- Theatrical release poster
- French: La Faute à Fidel
- Directed by: Julie Gavras
- Screenplay by: Julie Gavras
- Based on: Tutta colpa di Fidel by Domitilla Calamai
- Produced by: Sylvie Pialat Mathieu Bompoint
- Starring: Nina Kervel-Bey Julie Depardieu Stefano Accorsi
- Cinematography: Nathalie Durand
- Edited by: Pauline Dairou
- Music by: Armand Amar
- Production companies: Canal+ CineCinema France 3 Cinéma
- Distributed by: Gaumont Columbia TriStar Films
- Release date: 26 November 2006;
- Running time: 98 minutes
- Countries: France Italy
- Language: French
- Box office: $1,360,243

= Blame It on Fidel =

Blame It on Fidel (La Faute à Fidel) is a 2006 French-Italian drama film directed by Julie Gavras. The screenplay, written by Gavras, is based on Domitilla Calamai's Italian novel of the same name. The film stars Nina Kervel-Bey, Julie Depardieu, and Stefano Accorsi.

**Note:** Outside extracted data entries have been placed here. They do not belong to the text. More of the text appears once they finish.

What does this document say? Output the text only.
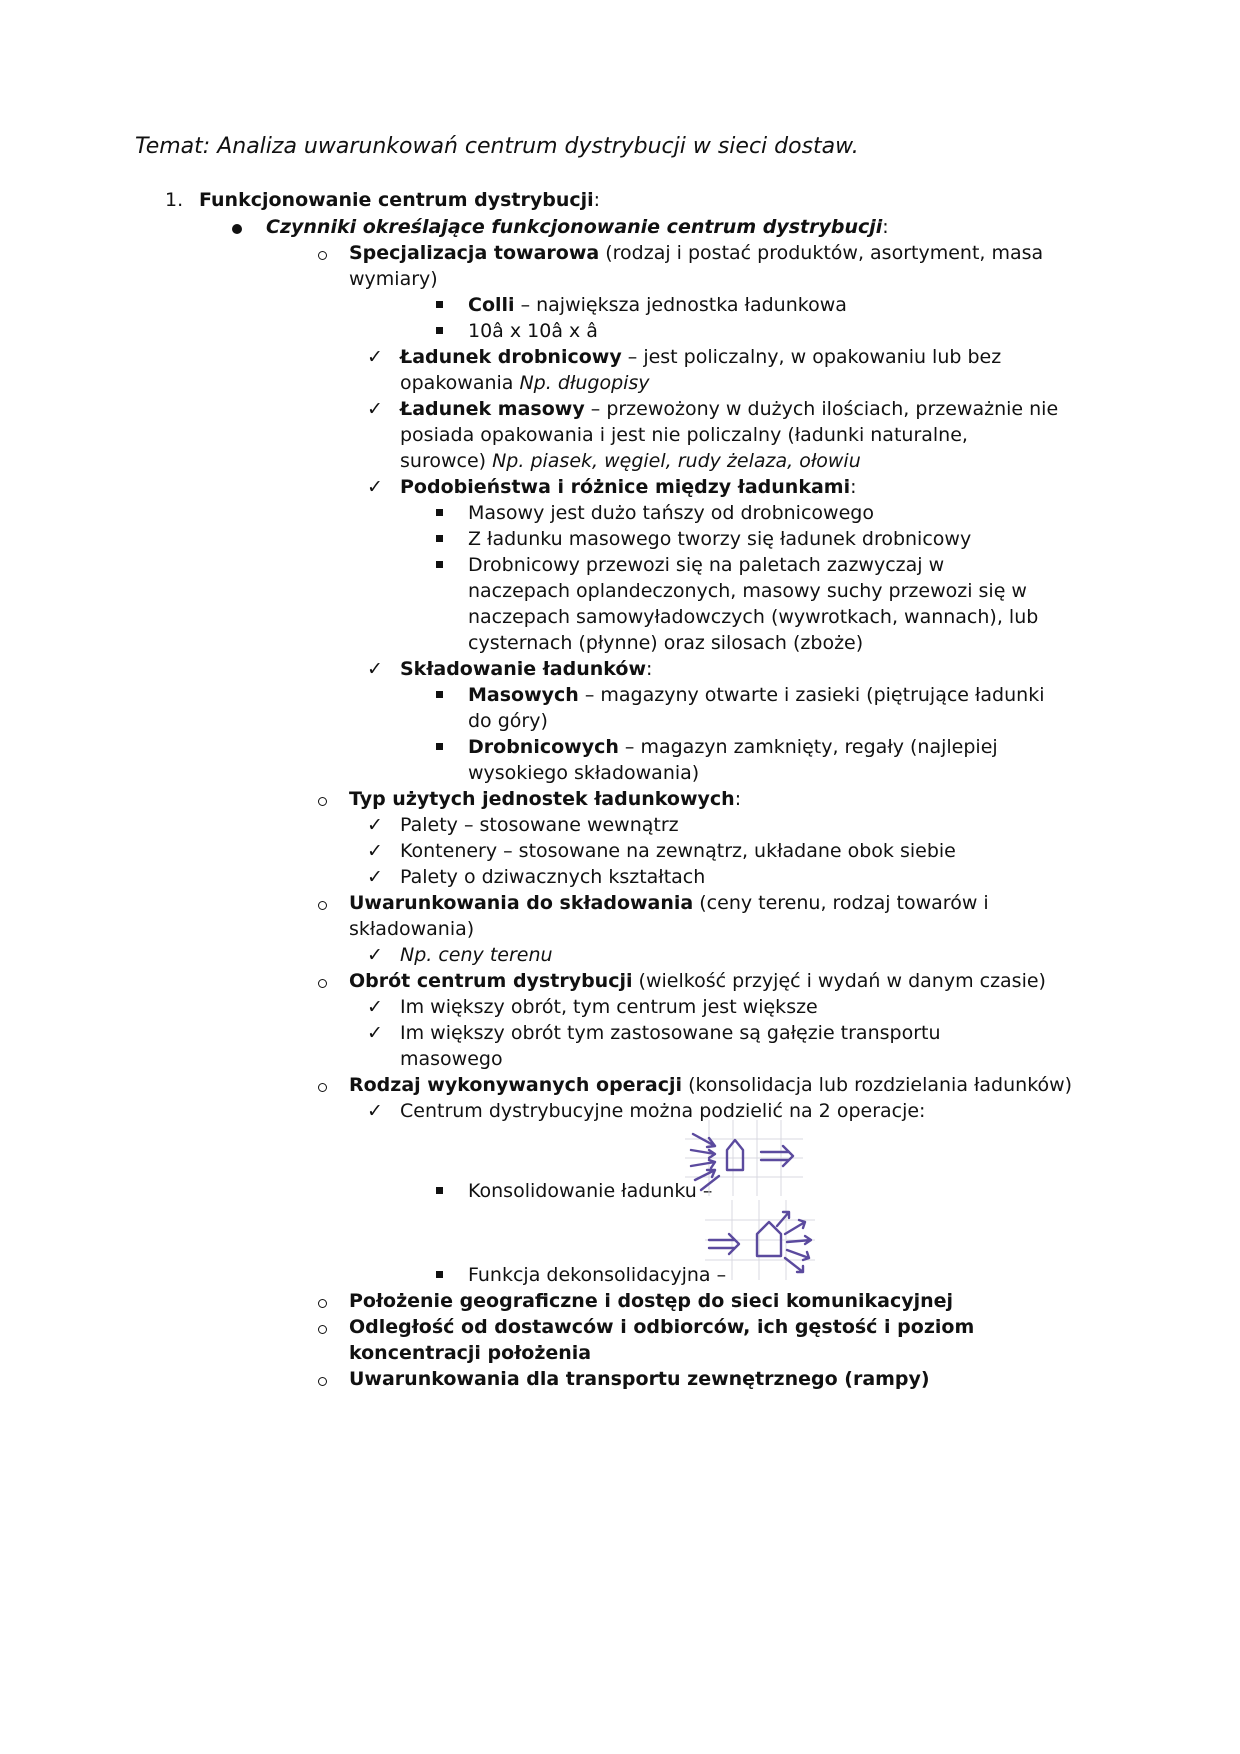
Temat: Analiza uwarunkowań centrum dystrybucji w sieci dostaw.
1. Funkcjonowanie centrum dystrybucji:
Czynniki określające funkcjonowanie centrum dystrybucji:
Specjalizacja towarowa (rodzaj i postać produktów, asortyment, masa
wymiary)
Colli – największa jednostka ładunkowa
10â x 10â x â
✓ Ładunek drobnicowy – jest policzalny, w opakowaniu lub bez
opakowania Np. długopisy
✓ Ładunek masowy – przewożony w dużych ilościach, przeważnie nie
posiada opakowania i jest nie policzalny (ładunki naturalne,
surowce) Np. piasek, węgiel, rudy żelaza, ołowiu
✓ Podobieństwa i różnice między ładunkami:
Masowy jest dużo tańszy od drobnicowego
Z ładunku masowego tworzy się ładunek drobnicowy
Drobnicowy przewozi się na paletach zazwyczaj w
naczepach oplandeczonych, masowy suchy przewozi się w
naczepach samowyładowczych (wywrotkach, wannach), lub
cysternach (płynne) oraz silosach (zboże)
✓ Składowanie ładunków:
Masowych – magazyny otwarte i zasieki (piętrujące ładunki
do góry)
Drobnicowych – magazyn zamknięty, regały (najlepiej
wysokiego składowania)
Typ użytych jednostek ładunkowych:
✓ Palety – stosowane wewnątrz
✓ Kontenery – stosowane na zewnątrz, układane obok siebie
✓ Palety o dziwacznych kształtach
Uwarunkowania do składowania (ceny terenu, rodzaj towarów i
składowania)
✓ Np. ceny terenu
Obrót centrum dystrybucji (wielkość przyjęć i wydań w danym czasie)
✓ Im większy obrót, tym centrum jest większe
✓ Im większy obrót tym zastosowane są gałęzie transportu
masowego
Rodzaj wykonywanych operacji (konsolidacja lub rozdzielania ładunków)
✓ Centrum dystrybucyjne można podzielić na 2 operacje:
Konsolidowanie ładunku –
Funkcja dekonsolidacyjna –
Położenie geograficzne i dostęp do sieci komunikacyjnej
Odległość od dostawców i odbiorców, ich gęstość i poziom
koncentracji położenia
Uwarunkowania dla transportu zewnętrznego (rampy)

The film covers an array of philosophy and ideology - everything from Communism to Catholicism to Greek and Asian mythology - which the protagonist must reconstruct from confusion into her own set of beliefs.

==Plot==
Nine-year-old Anna de la Mesa weathers big changes in her household as her parents become radical political activists in 1970-71 Paris. Her Spanish-born lawyer father Fernando is inspired by his sister's opposition to Franco and by Salvador Allende's victory in Chile; he quits his job and becomes a liaison for Chilean activists in France. Her mother, Marie, a Marie Claire journalist-turned-writer documenting the stories of women's abortion ordeals, supports her husband and climbs aboard the ideological bandwagon. As a result, Anna's French bourgeois life is over. She must adjust to refugee nannies, international cuisine, and a cramped apartment full of noisy revolutionaries.

==Cast==
- Nina Kervel-Bey as Anna de la Mesa
- Julie Depardieu as Marie de la Mesa
- Stefano Accorsi as Fernando de la Mesa
- Benjamin Feuillet as François de la Mesa
- Marie Kremer as Isabelle
- Raphaël Personnaz as Mathieu
- Carole Franck as Sister Geneviève
- Martine Chevallier as Bonne Maman
- Olivier Perrier as Bon Papa

==Release==
Blame It on Fidel premiered at the Deauville American Film Festival on 10 September 2006 and opened theatrically in France on 29 November that year. It opened in North American release on 3 August 2007.

===Box office===
The film earned $9,004 in its opening weekend, ranking number 64 in the domestic box office. It went on to gross $168,065 domestically and $1,192,178 overseas for a worldwide total of $1,360,243.

===Critical reception===
The film holds a 93% approval rating on review aggregator website Rotten Tomatoes based on 45 critics. On Metacritic, the film has a 74/100 rating, indicating "generally favorable reviews".